Even if that spider was radioactive and its bite would have enabled me to hang upside-down by my ankles while making out with Kirsten Dunst, I still don’t think I would have said yes. Luckily, I wasn’t crazy in the first place, so I could just have a normal person’s healthy fear of gigantic spiders that have mandibles big enough to pop the cap off a Heineken bottle, and I didn’t have to let them use me as a jungle gym to get over it.

When Josh came to visit at my house, my dad asked a question that to Josh sounded something like this: “Josh, hour yir spah dirs?”

“Excuse me?” Josh asked.

“I said, ‘hour yir spah dirs?’”

This exchange continued similarly for a couple more volleys, until Josh had spent all of his “I’m sorry, I still didn’t catch that” tokens without understanding yet what my dad was saying to him. Rather than asking Dad to repeat it again, Josh paused a moment, I believe to contemplate his chances of a successful dash out the front door.

“Josh, he’s asking how your spiders are,” my mom finally said.

I don’t even notice my parents’ Southern accents. They’ve lived in Pennsylvania for over thirty years now, but they brought some parts of North Carolina and Florida with them that haven’t ever left. Josh could understand Mom because Florida is barely even in the South; it’s like Maryland with Disney World and old people. The South kind of stops at Georgia and heads west until you reach the place in the Texas desert where people start saying “you guys” again.

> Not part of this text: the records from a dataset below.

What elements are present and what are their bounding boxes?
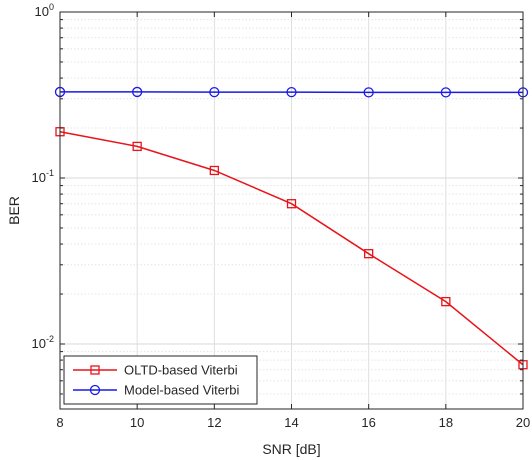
legend-marker-circle <box>89 384 101 396</box>
data-point-circle <box>209 86 220 98</box>
y-axis-label: BER <box>6 196 22 225</box>
legend-marker-square <box>90 365 100 375</box>
data-point-square <box>286 199 297 209</box>
data-point-circle <box>286 86 297 98</box>
x-tick-label: 8 <box>56 415 63 430</box>
series-line <box>59 130 524 366</box>
data-point-square <box>209 165 219 176</box>
x-tick-label: 10 <box>130 415 144 430</box>
y-tick-label: 10-1 <box>32 168 54 185</box>
legend-label: OLTD-based Viterbi <box>124 363 238 378</box>
y-tick-label: 100 <box>35 2 54 19</box>
series-layer <box>54 86 529 370</box>
legend: OLTD-based Viterbi Model-based Viterbi <box>63 355 258 405</box>
y-tick-label: 10-2 <box>32 334 54 351</box>
data-point-circle <box>132 86 143 98</box>
legend-label: Model-based Viterbi <box>124 383 239 398</box>
x-tick-label: 18 <box>439 415 453 430</box>
x-axis-label: SNR [dB] <box>262 441 320 457</box>
legend-box <box>63 355 258 405</box>
ticks: 8 10 12 14 16 18 20 100 10-1 10-2 <box>32 2 531 430</box>
data-point-square <box>441 296 451 307</box>
x-tick-label: 16 <box>361 415 375 430</box>
data-point-circle <box>363 87 374 98</box>
x-tick-label: 20 <box>516 415 530 430</box>
data-point-circle <box>440 87 451 98</box>
data-point-square <box>364 249 374 259</box>
x-tick-label: 12 <box>207 415 221 430</box>
x-tick-label: 14 <box>284 415 298 430</box>
data-point-square <box>132 141 142 152</box>
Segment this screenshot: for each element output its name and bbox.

“Oh, oh, they’re fine. Thank you for asking,” Josh replied. Later, he said to me, “Dude, I need subtitles to talk to your dad.” He should hear my dad when we visit family down South. Every mile traveled on I-95 thickens the accent just a little bit more. By the time we get there, “split” is very nearly a two-syllable word. When people up North inquire about the origins of Dad’s accent, his favorite answer is: “it’s from Southern Pennsylvania.”

I thought of all this recently as I traveled down South for work. Besides being surrounded by my favorite accent in the world, I was pleased to find that Southern people don’t relish running down pedestrians like we do in the North. In the North, we have to play real-life Frogger to get to the other side of the street. You can actually hear cars revving their engines when you step into a crosswalk, like all drivers see when they look at you is a waving checkered flag.

I think a diploma from Penn State should carry just a little more weight when employers consider the Darwinian implications of a graduate successfully crossing College Avenue every day for several years.   This is one of the reasons that Penn State diplomas carry the Latin phrase “E veritas destinies childus” at the bottom, which translates to: “I’m a survivor, not gon’ give up. Not gon’ stop (what). Keep on survivin’.”

When you’re walking on a sidewalk in the South, if you have the thought, “I might just venture over to that crosswalk here in the next couple of minutes,” traffic will come to a screeching halt, the smell of burnt brake pads wafting into the air.

Southern parents probably just tell their kids, “It’s a big waste of time to look both ways before you cross the street, so don’t even bother.”